Voiland School of Chemical Engineering and Bioengineering, Washington State University, PO Box 646515, Pullman, WA 99164, USA.
Department of Biological Sciences, University of Idaho, 875 Perimeter Drive, MS 3051, Moscow, ID 83844, USA.
J Exp Biol. 2020 Sep 18;223(Pt 18):jeb219980. doi: 10.1242/jeb.219980.
The force-velocity (-) properties of isolated muscles or muscle fibers have been well studied in humans and other animals. However, determining properties of individual muscles remains a challenge because muscles usually function within a synergistic group. Modeling has been used to estimate the properties of an individual muscle from the experimental measurement of the muscle group properties. While this approach can be valuable, the models and the associated predictions are difficult to validate. In this study, we measured the - properties of the maximally activated kangaroo rat plantarflexor group and used two different assumptions and associated models to estimate the properties of the individual plantarflexors.

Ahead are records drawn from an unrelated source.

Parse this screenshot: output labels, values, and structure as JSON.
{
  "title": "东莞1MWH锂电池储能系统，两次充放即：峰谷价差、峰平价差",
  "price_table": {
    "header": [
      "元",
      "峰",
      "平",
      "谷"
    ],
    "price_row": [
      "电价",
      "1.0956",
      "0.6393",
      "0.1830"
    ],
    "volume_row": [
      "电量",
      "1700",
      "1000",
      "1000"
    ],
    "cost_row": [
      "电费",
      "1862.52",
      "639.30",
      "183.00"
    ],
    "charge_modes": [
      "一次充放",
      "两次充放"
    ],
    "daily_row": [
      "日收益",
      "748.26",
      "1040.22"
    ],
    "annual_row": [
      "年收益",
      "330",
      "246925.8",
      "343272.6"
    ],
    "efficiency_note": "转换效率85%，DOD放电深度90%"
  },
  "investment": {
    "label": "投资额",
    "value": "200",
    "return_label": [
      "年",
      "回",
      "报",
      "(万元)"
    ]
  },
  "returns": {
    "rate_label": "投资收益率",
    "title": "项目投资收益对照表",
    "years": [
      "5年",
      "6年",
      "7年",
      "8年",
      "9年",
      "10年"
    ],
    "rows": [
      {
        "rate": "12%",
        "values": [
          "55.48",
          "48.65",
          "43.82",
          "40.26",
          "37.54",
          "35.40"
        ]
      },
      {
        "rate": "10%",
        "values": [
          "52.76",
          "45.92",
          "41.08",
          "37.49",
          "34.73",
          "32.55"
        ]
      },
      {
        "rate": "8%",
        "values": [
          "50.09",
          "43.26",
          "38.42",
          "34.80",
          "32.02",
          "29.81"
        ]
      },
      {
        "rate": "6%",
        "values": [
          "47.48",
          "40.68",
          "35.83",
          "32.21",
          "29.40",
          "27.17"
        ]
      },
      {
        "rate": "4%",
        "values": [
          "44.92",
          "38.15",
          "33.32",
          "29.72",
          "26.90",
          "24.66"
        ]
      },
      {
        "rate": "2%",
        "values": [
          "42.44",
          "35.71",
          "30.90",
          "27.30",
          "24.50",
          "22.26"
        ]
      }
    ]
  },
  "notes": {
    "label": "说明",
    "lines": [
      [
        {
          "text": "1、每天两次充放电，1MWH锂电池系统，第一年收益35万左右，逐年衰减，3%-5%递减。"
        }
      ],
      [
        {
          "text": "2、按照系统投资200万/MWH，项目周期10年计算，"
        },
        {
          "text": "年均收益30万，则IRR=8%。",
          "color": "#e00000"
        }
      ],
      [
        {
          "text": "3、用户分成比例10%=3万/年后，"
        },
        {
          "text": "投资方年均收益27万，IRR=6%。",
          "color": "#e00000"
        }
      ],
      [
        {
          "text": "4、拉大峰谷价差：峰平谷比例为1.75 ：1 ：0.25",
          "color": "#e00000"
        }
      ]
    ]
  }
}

The first model (Mdl1) assumed that the percent contributions of individual muscles to group force and power were based upon the muscles' cross-sectional area and were constant across the different isotonic loads applied to the muscle group. The second model (Mdl2) assumed that the - properties of the fibers within each muscle were identical, but because of differences in muscle architecture, the muscles' contributions to the group properties changed with isotonic load. We compared the two model predictions with independent estimates of the muscles' contributions based upon sonomicrometry measurements of muscle length. We found that predictions from Mdl2 were not significantly different from sonomicrometry-based estimates while those from Mdl1 were significantly different. The results of this study show that incorporating appropriate fiber properties and muscle architecture is necessary to parse the individual muscles' contributions to the group - properties.

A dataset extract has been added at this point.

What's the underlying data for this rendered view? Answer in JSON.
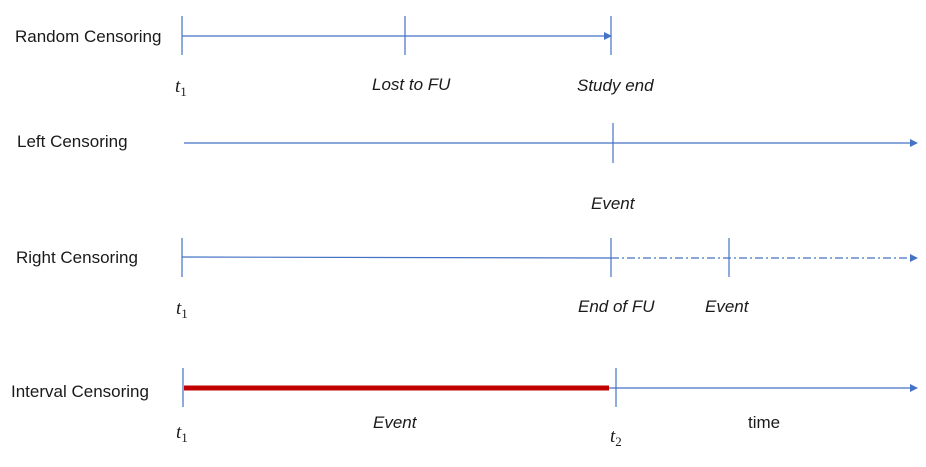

在人类和其他动物中,已经对离体肌肉或肌纤维的力-速度(-)特性进行了深入研究。然而,确定单个肌肉的特性仍然是一个挑战,因为肌肉通常在协同作用的肌肉群中发挥作用。建模已被用于根据肌肉群特性的实验测量来估计单个肌肉的特性。虽然这种方法可能很有价值,但模型和相关预测很难验证。在这项研究中,我们测量了最大激活的袋鼠后肢跖屈肌群体的-特性,并使用了两种不同的假设和相关模型来估计单个跖屈肌的特性。第一个模型(Mdl1)假设,单个肌肉对群体力和功率的贡献百分比基于肌肉的横截面积,并且在施加于肌肉群的不同等张负荷下保持不变。第二个模型(Mdl2)假设,每个肌肉内的纤维的-特性是相同的,但由于肌肉结构的差异,肌肉对群体特性的贡献随着等张负荷而变化。我们将这两种模型预测与基于超声测量的肌肉长度的肌肉贡献的独立估计进行了比较。我们发现,来自 Mdl2 的预测与基于超声测量的估计没有显著差异,而来自 Mdl1 的预测则有显著差异。这项研究的结果表明,将适当的纤维特性和肌肉结构纳入模型是解析肌肉群体-特性中单个肌肉贡献所必需的。